We might be able to apply this concept to manual and movement therapies. Manual and movement therapists/instructors/trainers might improve their client’s pain level by improving the client’s perception of touch by manual therapy (e.g., massage therapy) and movement by movement therapists (e.g., Pilates and yoga instructors, fitness trainers).
The Brain Creates Pain to Protect us from Injury
Dr. Stanton then expands this concept of pain as being a construct of the brain to protect us from possibly further hurting ourselves to describing a study in which stiffness has also been found to not be totally dependent on the actual objective mechanical function/dysfunction of the tissues of the body. In other words, the brain can also modulate our perception of stiffness, making us believe that we are stiffer than we really are, with the intended goal of limiting out movement so that again, we do not cause possible further damage. She cites a study that related stiffness to pain and found that people with back pain overestimated how much they were actually moving by 60%. In other words, people with chronic back pain “feel” stiffer than they actually are.
Conclusions
There is no doubt that the brain is involved in the perception of pain.

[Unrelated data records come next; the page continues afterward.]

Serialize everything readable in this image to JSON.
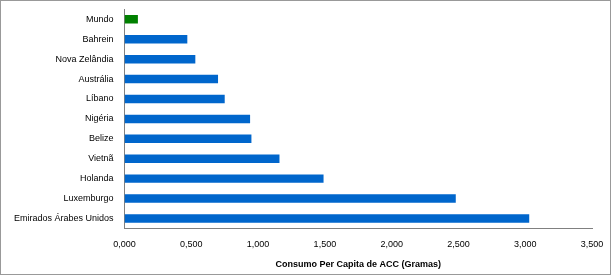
{
  "chart_data": {
    "type": "bar",
    "orientation": "horizontal",
    "x_label": "Consumo Per Capita de ACC (Gramas)",
    "categories": [
      "Mundo",
      "Bahrein",
      "Nova Zelândia",
      "Austrália",
      "Líbano",
      "Nigéria",
      "Belize",
      "Vietnã",
      "Holanda",
      "Luxemburgo",
      "Emirados Árabes Unidos"
    ],
    "values": [
      0.1,
      0.47,
      0.53,
      0.7,
      0.75,
      0.94,
      0.95,
      1.16,
      1.49,
      2.48,
      3.03
    ],
    "colors": [
      "#008000",
      "#0066cc",
      "#0066cc",
      "#0066cc",
      "#0066cc",
      "#0066cc",
      "#0066cc",
      "#0066cc",
      "#0066cc",
      "#0066cc",
      "#0066cc"
    ],
    "xlim": [
      0,
      3.5
    ],
    "xticks": [
      {
        "value": 0,
        "label": "0,000"
      },
      {
        "value": 0.5,
        "label": "0,500"
      },
      {
        "value": 1,
        "label": "1,000"
      },
      {
        "value": 1.5,
        "label": "1,500"
      },
      {
        "value": 2,
        "label": "2,000"
      },
      {
        "value": 2.5,
        "label": "2,500"
      },
      {
        "value": 3,
        "label": "3,000"
      },
      {
        "value": 3.5,
        "label": "3,500"
      }
    ],
    "grid": false
  }
}
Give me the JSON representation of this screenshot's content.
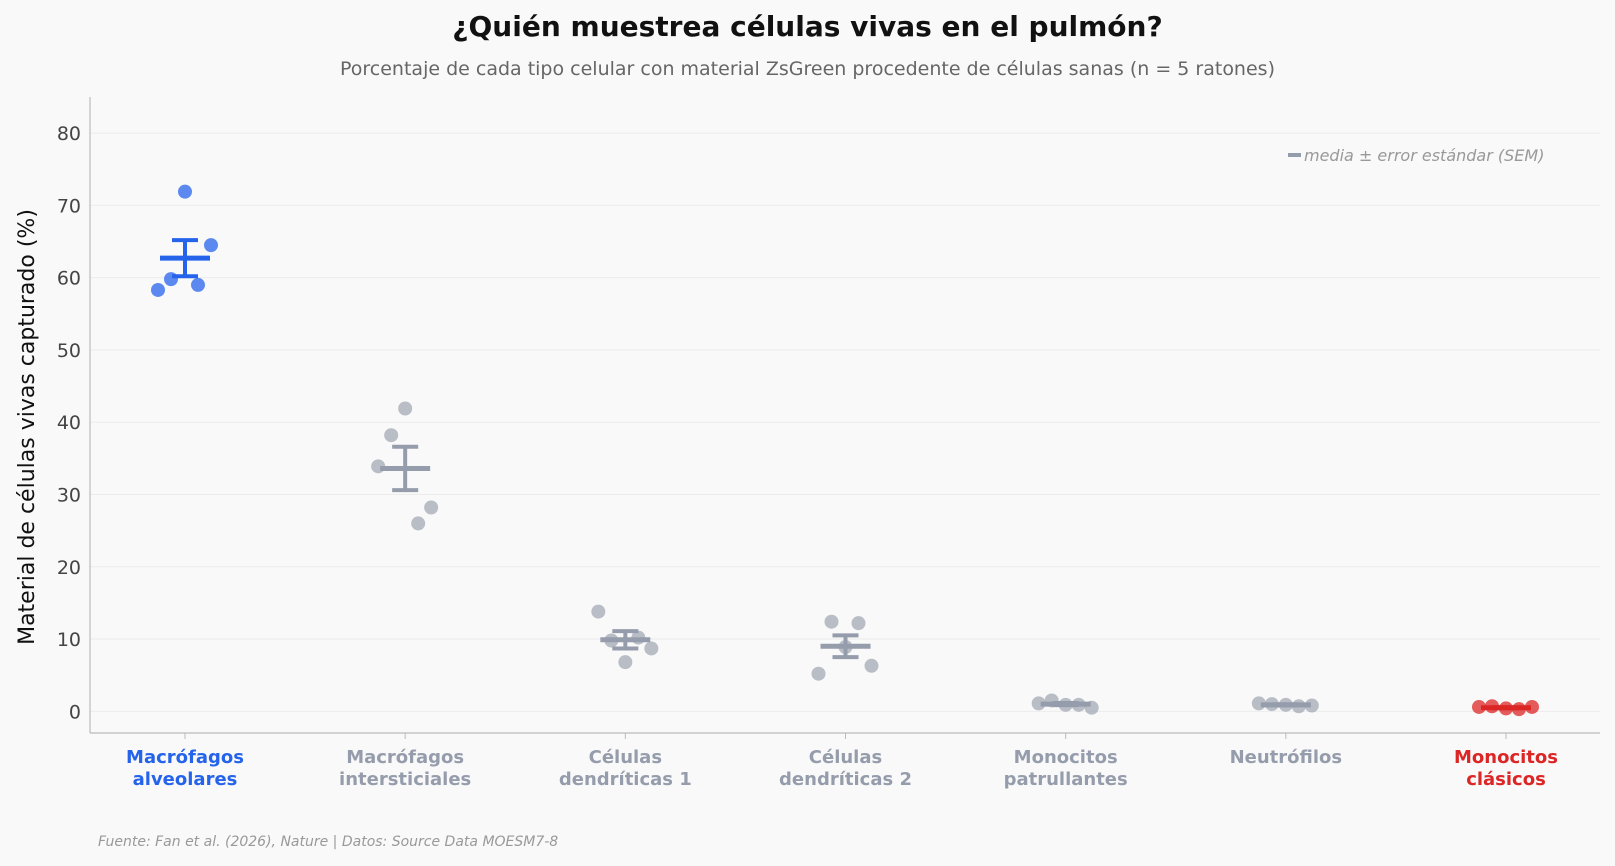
{
  "title": "¿Quién muestrea células vivas en el pulmón?",
  "subtitle": "Porcentaje de cada tipo celular con material ZsGreen procedente de células sanas (n = 5 ratones)",
  "footer": "Fuente: Fan et al. (2026), Nature | Datos: Source Data MOESM7-8",
  "legend_text": "media ± error estándar (SEM)",
  "colors": {
    "highlight_blue": "#2563eb",
    "highlight_red": "#dc2626",
    "neutral": "#959cab",
    "grid": "#ececec",
    "axis": "#bbbbbb"
  },
  "chart_data": {
    "type": "scatter",
    "ylabel": "Material de células vivas capturado (%)",
    "xlabel": "",
    "ylim": [
      -3,
      85
    ],
    "yticks": [
      0,
      10,
      20,
      30,
      40,
      50,
      60,
      70,
      80
    ],
    "grid": true,
    "legend_position": "top-right",
    "categories": [
      {
        "label_lines": [
          "Macrófagos",
          "alveolares"
        ],
        "color": "#2563eb",
        "highlight": true,
        "values": [
          58.3,
          59.8,
          71.9,
          59.0,
          64.5
        ],
        "mean": 62.7,
        "sem": 2.5
      },
      {
        "label_lines": [
          "Macrófagos",
          "intersticiales"
        ],
        "color": "#959cab",
        "highlight": false,
        "values": [
          33.9,
          38.2,
          41.9,
          26.0,
          28.2
        ],
        "mean": 33.6,
        "sem": 3.0
      },
      {
        "label_lines": [
          "Células",
          "dendríticas 1"
        ],
        "color": "#959cab",
        "highlight": false,
        "values": [
          13.8,
          9.8,
          6.8,
          10.2,
          8.7
        ],
        "mean": 9.9,
        "sem": 1.2
      },
      {
        "label_lines": [
          "Células",
          "dendríticas 2"
        ],
        "color": "#959cab",
        "highlight": false,
        "values": [
          5.2,
          12.4,
          8.9,
          12.2,
          6.3
        ],
        "mean": 9.0,
        "sem": 1.5
      },
      {
        "label_lines": [
          "Monocitos",
          "patrullantes"
        ],
        "color": "#959cab",
        "highlight": false,
        "values": [
          1.1,
          1.5,
          0.9,
          0.9,
          0.5
        ],
        "mean": 1.0,
        "sem": 0.15
      },
      {
        "label_lines": [
          "Neutrófilos"
        ],
        "color": "#959cab",
        "highlight": false,
        "values": [
          1.1,
          1.0,
          0.9,
          0.7,
          0.8
        ],
        "mean": 0.9,
        "sem": 0.07
      },
      {
        "label_lines": [
          "Monocitos",
          "clásicos"
        ],
        "color": "#dc2626",
        "highlight": true,
        "values": [
          0.6,
          0.7,
          0.4,
          0.3,
          0.6
        ],
        "mean": 0.5,
        "sem": 0.07
      }
    ]
  }
}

- “Our brain produces our sensations according to the credible believable evidence that is present, not just according to the sensory information from that body part.”
- Neurons that “fire together wire together,” creating associations of pain with other factors.
- Central pain sensitization does play into the degree of the pain that the chronic pain patient/client experiences.
- In chronic pain patients/clients, there are measurable changes in their brain functioning.
- Therefore, to some degree, pain is a construct of the brain to protect us from possible further damage.
When we treat out patients/clients, we need to treat their body AND their mind. I believe that most therapists in the world of alternative health already recognize that there is a mind-body connection. Dr. Tasha Stanton does a beautiful job of describing how science is beginning to understand that the mind-body connection relates to the experience of pain.
I believe that understanding “pain neuroscience” theory is important to understand and apply. When we treat our patients/clients, we need to be aware that we are treating their body and their mind.
BUT, as with all excellent theories/approaches to treating our patients/clients, it is important to not exaggerate it and follow only this belief at the exclusion of all others. In other words, even though the brain can strongly modulate the experience of pain (and even stiffness), the mechanical factors in the periphery ARE still important. In other words, the role of manual and movement therapists to affect the mechanics of myofascial-skeletal tissues is still extremely important!